‘Pay $4.5 Million and Withdraw New Pricing Policy’: Hackers Threaten To Leak Stolen Reddit Data

In February, hackers claimed to have acquired 80 gigabytes of sensitive data during a breach.

PUBLISHED JUN 22, 2023

Cover Image Source: Facebook/Reddit | Pexels/Tima Miroshnichenko

Reddit, which is already facing protests by various communities on the popular online platform, is now being targeted by hackers. The BlackCat ransomware gang, also known as ALPHV, is once again demanding a $4.5 million payout for the "deletion of the stolen data and its silence".

In February, hackers had claimed to have acquired 80 gigabytes of sensitive data during a breach. According to CNN Business, in a post on the dark web, reviewed by CNN and an independent cybersecurity expert, the group threatened to leak the data if Reddit failed to comply with their demands.

$4.5 Million Payout and Their Silence

This demand was made back in April, but Reddit didn't respond. The lack of acknowledgment likely spurred the hackers to escalate their actions and put more pressure on the company.

The Follow-up Demand: Changing the Controversial Pricing Policy

To increase the pressure on Reddit, the hackers issued a second demand. They asked Reddit to retract its controversial new pricing policy that has generated significant backlash from influential users of the platform. The policy involves charging substantial fees for certain third-party apps seeking access to Reddit. By aligning their demands with the protestors' cause, the hackers aim to maximize the harm caused to Reddit's reputation and increase the likelihood of payment.

The February Breach: What Happened?

Reddit CTO Chris Slowe had disclosed details of a security incident in early February. The breach was a result of a sophisticated phishing attack that allowed hackers access to internal documents, code, and some internal business systems. The company had clarified that no user data was compromised during the breach, limiting the potential harm caused.

Reddit's Response and Confirmation

In response to the hackers' recent threats, a Reddit spokesperson confirmed that the post made by the BlackCat ransomware gang relates to the February breach. The spokesperson reiterated that no user data was compromised. However, the spokesperson refrained from providing further comment on the matter, leaving many questions unanswered.

The Reddit Protests: A Coincidence or Connected?
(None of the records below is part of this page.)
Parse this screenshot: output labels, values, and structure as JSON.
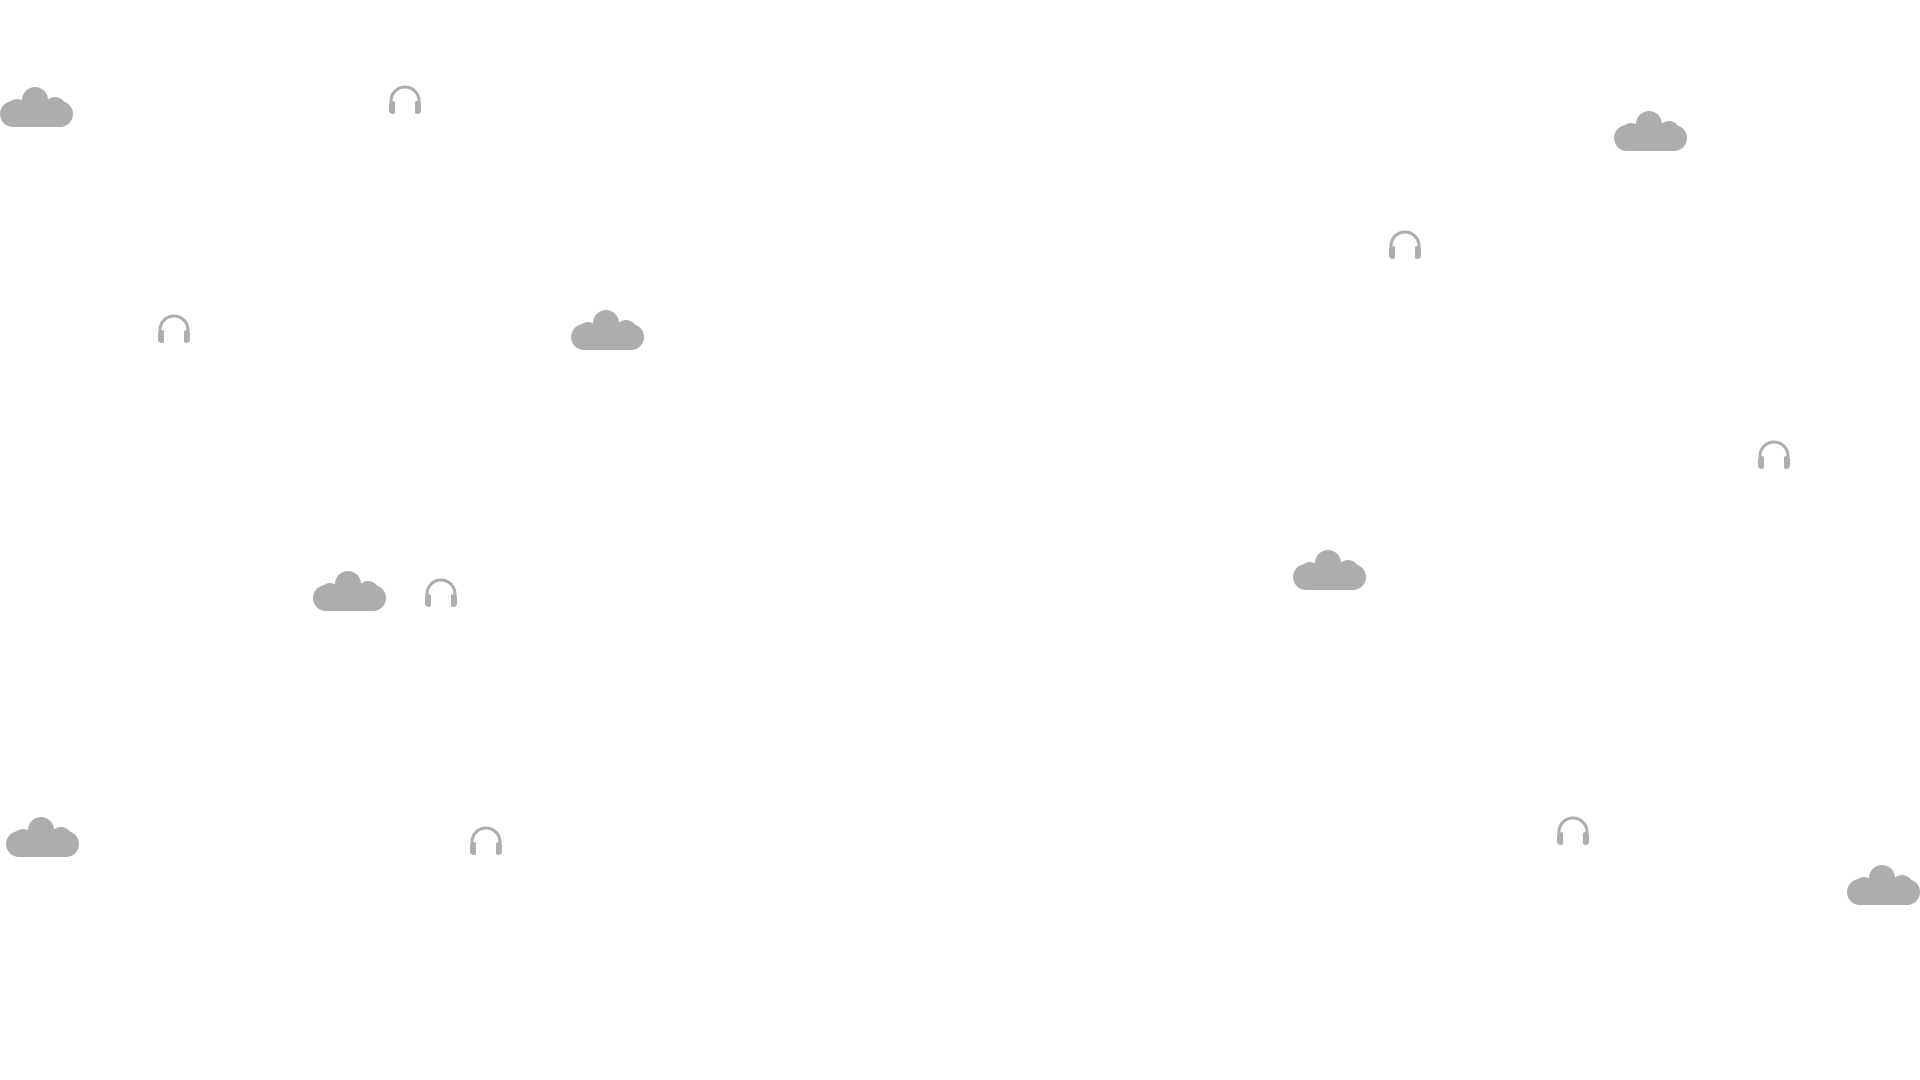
{
  "background": {
    "color": "#ffffff",
    "icon_color": "#adadad",
    "pattern": {
      "clouds": [
        {
          "icon": "cloud-icon"
        },
        {
          "icon": "cloud-icon"
        },
        {
          "icon": "cloud-icon"
        },
        {
          "icon": "cloud-icon"
        },
        {
          "icon": "cloud-icon"
        },
        {
          "icon": "cloud-icon"
        },
        {
          "icon": "cloud-icon"
        }
      ],
      "headphones": [
        {
          "icon": "headphones-icon"
        },
        {
          "icon": "headphones-icon"
        },
        {
          "icon": "headphones-icon"
        },
        {
          "icon": "headphones-icon"
        },
        {
          "icon": "headphones-icon"
        },
        {
          "icon": "headphones-icon"
        },
        {
          "icon": "headphones-icon"
        }
      ]
    }
  }
}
Reddit is facing massive protests from thousands of its forums. Over 6,000 forums went dark in a two-day protest against the platform's plan to charge exorbitant fees for certain third-party apps' access. A week later, over 3,500 forums remained offline. While the hackers' ransom note seemingly aligns with the protestors' cause, some experts express skepticism about the hackers' motives, suspecting their primary goal is financial gain rather than supporting the protestors' stance.

What Experts Believe

According to Brett Callow, a cybersecurity threat analyst at Emsisoft, it is possible that the hackers do not have a genuine concern for Reddit's pricing policy. Instead, their objective might be to demonstrate the potential harm they can inflict on future victims, thereby increasing the likelihood of payment. Callow's analysis sheds light on the possible ulterior motives behind the hackers' demands and highlights the importance of remaining cautious and skeptical in such situations.

In Case Of a Data Leak

The consequences of leaking the stolen data could be severe. The leaked information could harm Reddit's reputation, erode user trust, and potentially lead to legal consequences. The company will undoubtedly be evaluating its options and considering the potential impact on its user base, advertisers, and overall standing in the digital landscape.